In 2021, Gusti gained national attention for keeping a pet arctic fox, which he featured in a series of viral social media videos, including clips of him walking the fox through downtown Reykjavík. The police special forces unit (sérsveitin) later arrived at his home with a search warrant, attempting to seize the animal.

In 2022, he joined the music station FM 957, becoming the youngest radio host in Iceland. His morning segments gained popularity for their comedic timing, interviews with musicians, and integration of trending online content.

In 2023, he co-created and hosted the baking competition series Kökukast (Cake Throwdown) on the streaming platform Stöð 2, alongside his brother Árni Beinteinn.
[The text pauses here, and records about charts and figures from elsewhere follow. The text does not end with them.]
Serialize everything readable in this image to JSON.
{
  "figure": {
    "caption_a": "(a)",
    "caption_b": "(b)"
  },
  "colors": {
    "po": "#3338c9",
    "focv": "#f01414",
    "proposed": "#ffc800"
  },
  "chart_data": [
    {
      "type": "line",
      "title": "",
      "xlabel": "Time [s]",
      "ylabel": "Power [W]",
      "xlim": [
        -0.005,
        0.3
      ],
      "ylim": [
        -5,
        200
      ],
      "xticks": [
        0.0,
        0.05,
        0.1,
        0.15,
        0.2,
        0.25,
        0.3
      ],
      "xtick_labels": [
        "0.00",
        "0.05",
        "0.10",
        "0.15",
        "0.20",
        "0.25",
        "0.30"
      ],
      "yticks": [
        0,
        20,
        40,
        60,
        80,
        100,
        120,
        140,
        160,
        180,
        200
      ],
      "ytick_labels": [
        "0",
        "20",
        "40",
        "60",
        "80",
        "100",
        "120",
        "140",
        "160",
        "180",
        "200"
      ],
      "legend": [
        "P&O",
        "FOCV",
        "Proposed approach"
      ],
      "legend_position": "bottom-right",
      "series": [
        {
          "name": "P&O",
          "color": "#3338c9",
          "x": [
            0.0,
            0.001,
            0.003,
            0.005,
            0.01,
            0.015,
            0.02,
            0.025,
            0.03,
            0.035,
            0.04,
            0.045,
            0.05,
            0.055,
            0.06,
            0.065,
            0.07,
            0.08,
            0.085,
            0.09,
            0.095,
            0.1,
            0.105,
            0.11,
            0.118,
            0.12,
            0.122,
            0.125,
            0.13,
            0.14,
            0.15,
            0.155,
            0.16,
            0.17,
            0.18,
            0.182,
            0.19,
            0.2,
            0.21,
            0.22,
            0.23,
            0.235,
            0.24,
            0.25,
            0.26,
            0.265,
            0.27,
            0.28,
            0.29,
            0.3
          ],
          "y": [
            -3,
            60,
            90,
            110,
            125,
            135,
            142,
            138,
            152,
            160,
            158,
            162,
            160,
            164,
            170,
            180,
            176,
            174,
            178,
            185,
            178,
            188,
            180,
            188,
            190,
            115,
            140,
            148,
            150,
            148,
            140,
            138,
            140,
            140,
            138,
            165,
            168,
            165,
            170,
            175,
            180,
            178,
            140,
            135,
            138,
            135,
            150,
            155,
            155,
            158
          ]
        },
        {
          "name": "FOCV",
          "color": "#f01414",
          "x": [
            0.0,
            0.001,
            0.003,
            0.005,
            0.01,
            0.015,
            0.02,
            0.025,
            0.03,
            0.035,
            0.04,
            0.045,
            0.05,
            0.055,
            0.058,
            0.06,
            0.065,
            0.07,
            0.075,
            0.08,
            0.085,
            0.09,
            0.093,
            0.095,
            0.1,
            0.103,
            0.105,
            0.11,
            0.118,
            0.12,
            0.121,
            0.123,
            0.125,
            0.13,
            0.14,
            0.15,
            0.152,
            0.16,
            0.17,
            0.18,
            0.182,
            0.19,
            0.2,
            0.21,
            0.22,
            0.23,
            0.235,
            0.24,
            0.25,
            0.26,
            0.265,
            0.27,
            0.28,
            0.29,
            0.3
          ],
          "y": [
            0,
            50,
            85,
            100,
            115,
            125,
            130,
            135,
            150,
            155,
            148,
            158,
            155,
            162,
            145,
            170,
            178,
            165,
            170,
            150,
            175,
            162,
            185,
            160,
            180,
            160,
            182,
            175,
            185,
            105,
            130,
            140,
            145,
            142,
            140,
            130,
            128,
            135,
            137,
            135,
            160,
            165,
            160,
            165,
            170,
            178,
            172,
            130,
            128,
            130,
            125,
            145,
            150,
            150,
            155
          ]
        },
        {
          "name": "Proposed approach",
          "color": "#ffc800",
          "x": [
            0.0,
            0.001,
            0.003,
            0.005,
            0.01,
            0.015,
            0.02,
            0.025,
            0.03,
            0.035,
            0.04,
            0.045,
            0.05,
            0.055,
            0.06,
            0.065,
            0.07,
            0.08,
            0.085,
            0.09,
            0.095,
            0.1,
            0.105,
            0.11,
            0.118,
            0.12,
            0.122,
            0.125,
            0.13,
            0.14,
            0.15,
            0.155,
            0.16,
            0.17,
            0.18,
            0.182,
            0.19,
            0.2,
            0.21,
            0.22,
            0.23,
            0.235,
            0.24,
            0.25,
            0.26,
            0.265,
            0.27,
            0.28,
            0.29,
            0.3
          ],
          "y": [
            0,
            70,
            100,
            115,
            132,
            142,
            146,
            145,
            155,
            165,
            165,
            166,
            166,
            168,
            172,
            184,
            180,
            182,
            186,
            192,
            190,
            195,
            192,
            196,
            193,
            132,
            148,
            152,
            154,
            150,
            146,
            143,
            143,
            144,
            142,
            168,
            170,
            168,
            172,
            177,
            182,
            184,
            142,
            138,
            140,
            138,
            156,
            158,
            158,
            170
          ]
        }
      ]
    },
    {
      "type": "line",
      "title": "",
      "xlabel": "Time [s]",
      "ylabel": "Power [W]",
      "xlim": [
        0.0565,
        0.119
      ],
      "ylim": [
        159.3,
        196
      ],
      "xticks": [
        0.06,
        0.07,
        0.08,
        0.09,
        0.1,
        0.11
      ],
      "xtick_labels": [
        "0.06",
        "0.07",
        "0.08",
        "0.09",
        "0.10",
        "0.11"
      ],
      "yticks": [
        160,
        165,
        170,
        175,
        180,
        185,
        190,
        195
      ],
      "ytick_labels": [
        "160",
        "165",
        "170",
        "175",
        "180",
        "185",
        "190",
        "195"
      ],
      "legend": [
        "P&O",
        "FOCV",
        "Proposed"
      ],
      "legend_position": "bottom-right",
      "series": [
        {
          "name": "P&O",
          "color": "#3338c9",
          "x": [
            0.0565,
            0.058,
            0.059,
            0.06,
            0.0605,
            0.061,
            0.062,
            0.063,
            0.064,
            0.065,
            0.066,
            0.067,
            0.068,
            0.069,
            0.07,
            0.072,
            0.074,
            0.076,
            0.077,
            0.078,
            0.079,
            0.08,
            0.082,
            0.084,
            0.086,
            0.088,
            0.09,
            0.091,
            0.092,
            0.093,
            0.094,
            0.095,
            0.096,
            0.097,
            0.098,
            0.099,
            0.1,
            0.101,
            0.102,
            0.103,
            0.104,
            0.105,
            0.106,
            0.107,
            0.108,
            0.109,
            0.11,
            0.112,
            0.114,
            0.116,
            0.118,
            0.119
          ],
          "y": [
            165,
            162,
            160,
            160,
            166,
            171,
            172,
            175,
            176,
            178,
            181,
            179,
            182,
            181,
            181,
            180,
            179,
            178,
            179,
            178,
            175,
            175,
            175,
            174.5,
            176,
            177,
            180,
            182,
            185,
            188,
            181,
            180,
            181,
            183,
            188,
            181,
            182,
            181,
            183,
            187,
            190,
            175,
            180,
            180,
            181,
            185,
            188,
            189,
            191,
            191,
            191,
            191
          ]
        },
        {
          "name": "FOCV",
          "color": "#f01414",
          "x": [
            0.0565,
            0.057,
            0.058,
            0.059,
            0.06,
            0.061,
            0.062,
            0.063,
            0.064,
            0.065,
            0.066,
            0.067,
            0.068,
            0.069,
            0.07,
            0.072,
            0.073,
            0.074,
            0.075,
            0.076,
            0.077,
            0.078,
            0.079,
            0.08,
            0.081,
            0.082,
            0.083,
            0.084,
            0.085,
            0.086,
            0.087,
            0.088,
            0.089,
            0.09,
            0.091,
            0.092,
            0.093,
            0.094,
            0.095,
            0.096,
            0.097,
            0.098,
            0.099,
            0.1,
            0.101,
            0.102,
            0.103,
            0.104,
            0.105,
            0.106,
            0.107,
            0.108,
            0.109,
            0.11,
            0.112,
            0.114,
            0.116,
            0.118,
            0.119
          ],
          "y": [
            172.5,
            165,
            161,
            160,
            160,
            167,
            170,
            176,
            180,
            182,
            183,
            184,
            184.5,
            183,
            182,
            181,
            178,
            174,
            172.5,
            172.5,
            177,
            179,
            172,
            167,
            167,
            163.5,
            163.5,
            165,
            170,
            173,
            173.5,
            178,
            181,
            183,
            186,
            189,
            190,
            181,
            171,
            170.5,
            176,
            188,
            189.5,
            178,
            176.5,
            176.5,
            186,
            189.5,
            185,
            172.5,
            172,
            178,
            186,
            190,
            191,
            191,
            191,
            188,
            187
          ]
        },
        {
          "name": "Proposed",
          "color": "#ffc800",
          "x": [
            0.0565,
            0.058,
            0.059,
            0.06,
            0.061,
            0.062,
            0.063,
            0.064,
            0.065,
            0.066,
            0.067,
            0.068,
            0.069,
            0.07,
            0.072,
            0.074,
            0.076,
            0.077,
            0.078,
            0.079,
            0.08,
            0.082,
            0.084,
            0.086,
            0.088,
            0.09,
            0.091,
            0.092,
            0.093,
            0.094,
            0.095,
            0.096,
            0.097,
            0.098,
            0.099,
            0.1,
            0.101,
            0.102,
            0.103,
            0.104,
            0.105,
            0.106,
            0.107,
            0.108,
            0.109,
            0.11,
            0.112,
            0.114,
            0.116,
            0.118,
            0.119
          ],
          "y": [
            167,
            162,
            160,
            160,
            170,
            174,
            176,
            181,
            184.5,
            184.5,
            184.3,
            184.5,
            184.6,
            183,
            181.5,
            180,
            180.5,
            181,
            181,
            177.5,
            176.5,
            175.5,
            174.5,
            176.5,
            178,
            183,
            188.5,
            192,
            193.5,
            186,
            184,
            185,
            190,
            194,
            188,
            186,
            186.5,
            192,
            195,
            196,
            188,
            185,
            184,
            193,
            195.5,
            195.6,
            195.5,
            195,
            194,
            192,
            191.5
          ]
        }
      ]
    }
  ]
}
The show, featuring cake decoration challenges, was named Children's and Youth Program of the Year at the RÚV Children's Media Awards. Around the same time, he made guest appearances on the Icelandic edition of Idol, where he led contestants through unconventional challenges between performances.

He was voted Television Personality of the Year at the 2024 RÚV awards, which recognize achievements in children's and youth media.

Later that year, he transitioned his radio show into a weekly podcast. The show features phone prank calls, irreverent discussions on nightlife and relationships, and uncomfortable questions posed to guests—topics that have resonated with a younger Icelandic audience and earned the show a loyal following.

In 2025, Gusti joined the ensemble cast of the family theatre production Ávaxtakarfan, staged at Harpa Concert Hall in Reykjavík, taking on a role previously performed by Icelandic musician Króli.